Exposure-adjusted treatment-related AEs and immune-mediated AEs and infusion reaction rates generally decreased over time in both the pembrolizumab and chemotherapy group. Exposure-adjusted treatment-related AEs included fatigue (8.0% with pembrolizumab vs 16.7% with chemotherapy), hypothyroidism (10.8% vs 0.3%), decreased appetite (6.3% vs 17.6%), anemia (5.5% vs 38.0%), nausea (4.9% vs 30.1%), vomiting (2.4% vs 15.8%), constipation (1.3% vs 11.2%), neutropenia (0.8% vs 14.5%), decreased white blood cell count (0.5% vs 12.2%), alopecia (0.3% vs 22.1%), decreased neutrophil count (0.3% vs 14.5%), and decreased platelet count (0.3% vs 10.7%).

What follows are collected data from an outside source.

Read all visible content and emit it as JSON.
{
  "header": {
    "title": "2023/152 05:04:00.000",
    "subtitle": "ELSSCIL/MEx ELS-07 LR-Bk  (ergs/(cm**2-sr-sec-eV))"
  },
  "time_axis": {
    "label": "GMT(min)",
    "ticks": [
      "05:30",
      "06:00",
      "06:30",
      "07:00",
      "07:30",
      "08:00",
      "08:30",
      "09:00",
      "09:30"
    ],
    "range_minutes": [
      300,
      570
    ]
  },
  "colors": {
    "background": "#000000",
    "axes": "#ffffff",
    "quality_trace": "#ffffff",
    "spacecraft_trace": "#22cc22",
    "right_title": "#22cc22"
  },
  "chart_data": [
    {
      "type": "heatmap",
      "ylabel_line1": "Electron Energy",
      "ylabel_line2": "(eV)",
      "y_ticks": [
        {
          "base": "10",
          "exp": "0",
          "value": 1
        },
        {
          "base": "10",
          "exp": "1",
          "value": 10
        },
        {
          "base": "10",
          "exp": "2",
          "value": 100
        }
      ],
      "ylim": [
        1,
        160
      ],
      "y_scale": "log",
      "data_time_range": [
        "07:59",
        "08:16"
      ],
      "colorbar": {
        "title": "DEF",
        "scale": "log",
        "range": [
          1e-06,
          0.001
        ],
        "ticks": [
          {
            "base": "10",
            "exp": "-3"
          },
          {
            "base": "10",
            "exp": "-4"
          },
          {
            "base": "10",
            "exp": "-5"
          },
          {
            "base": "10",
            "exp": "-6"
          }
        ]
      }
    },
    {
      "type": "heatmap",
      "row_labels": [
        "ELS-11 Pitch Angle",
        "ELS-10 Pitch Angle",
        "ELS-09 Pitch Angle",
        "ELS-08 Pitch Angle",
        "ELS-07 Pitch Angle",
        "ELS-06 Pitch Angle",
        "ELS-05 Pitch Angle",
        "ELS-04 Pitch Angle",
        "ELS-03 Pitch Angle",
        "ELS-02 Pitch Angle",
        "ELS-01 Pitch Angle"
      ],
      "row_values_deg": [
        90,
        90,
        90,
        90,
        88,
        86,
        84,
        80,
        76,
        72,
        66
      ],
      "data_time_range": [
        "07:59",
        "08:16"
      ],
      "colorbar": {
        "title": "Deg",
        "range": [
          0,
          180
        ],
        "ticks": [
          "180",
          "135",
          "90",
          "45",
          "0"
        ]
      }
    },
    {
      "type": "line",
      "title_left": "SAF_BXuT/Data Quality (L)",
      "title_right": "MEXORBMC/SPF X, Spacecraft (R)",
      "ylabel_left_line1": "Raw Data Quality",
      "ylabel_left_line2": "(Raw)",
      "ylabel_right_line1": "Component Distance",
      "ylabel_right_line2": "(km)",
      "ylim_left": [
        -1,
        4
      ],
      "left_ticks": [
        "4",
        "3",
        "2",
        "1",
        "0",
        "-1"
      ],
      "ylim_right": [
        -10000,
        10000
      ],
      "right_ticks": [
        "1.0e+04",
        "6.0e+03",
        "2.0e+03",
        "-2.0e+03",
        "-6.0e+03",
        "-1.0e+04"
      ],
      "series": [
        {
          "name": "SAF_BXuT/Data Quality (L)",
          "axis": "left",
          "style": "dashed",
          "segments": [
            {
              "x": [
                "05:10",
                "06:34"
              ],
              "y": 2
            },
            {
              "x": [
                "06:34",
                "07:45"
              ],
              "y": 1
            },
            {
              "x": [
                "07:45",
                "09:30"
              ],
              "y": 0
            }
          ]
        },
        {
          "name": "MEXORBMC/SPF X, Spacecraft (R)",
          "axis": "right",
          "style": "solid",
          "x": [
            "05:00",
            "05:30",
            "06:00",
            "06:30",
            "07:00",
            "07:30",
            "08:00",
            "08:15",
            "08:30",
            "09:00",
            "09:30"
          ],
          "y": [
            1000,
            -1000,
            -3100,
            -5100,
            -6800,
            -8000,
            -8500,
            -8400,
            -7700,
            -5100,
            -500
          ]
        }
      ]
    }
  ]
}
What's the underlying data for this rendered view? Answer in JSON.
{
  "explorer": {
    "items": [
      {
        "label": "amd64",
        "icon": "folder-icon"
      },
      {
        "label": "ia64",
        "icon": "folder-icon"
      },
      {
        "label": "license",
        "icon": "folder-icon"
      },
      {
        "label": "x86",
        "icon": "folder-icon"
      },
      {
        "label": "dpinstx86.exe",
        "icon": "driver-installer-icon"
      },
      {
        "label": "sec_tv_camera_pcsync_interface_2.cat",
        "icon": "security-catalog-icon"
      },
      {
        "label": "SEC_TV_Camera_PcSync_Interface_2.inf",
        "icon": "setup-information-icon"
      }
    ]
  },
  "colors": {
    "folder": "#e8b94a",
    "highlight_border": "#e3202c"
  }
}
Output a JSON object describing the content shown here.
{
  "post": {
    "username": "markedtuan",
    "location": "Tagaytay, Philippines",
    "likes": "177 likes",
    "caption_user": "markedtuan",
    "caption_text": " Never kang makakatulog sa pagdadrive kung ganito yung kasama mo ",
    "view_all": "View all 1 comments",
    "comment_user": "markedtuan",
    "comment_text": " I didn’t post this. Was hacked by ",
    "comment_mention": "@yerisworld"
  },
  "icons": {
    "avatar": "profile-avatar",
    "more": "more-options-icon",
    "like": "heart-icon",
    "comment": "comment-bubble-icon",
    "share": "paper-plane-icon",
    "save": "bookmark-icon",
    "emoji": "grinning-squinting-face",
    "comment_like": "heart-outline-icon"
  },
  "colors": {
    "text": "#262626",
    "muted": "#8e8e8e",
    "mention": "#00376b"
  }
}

For the 102 patients who completed 35 cycles of pembrolizumab, the ORR was 84.3% and was 15.2% among 33 patients who received second-course pembrolizumab.
Treatment-related AEs occurred in 81.4% of these patients and 11.8% had grade 3-5 events. Immune-mediated AEs and infusion reactions occurred in 40.2% of patients. Further, grade 3 events occurred in 5.9%, including 3 patients with colitis, 2 with severe skin reaction, and 1 with hypophysitis. No AEs were grade 4 or 5 in severity.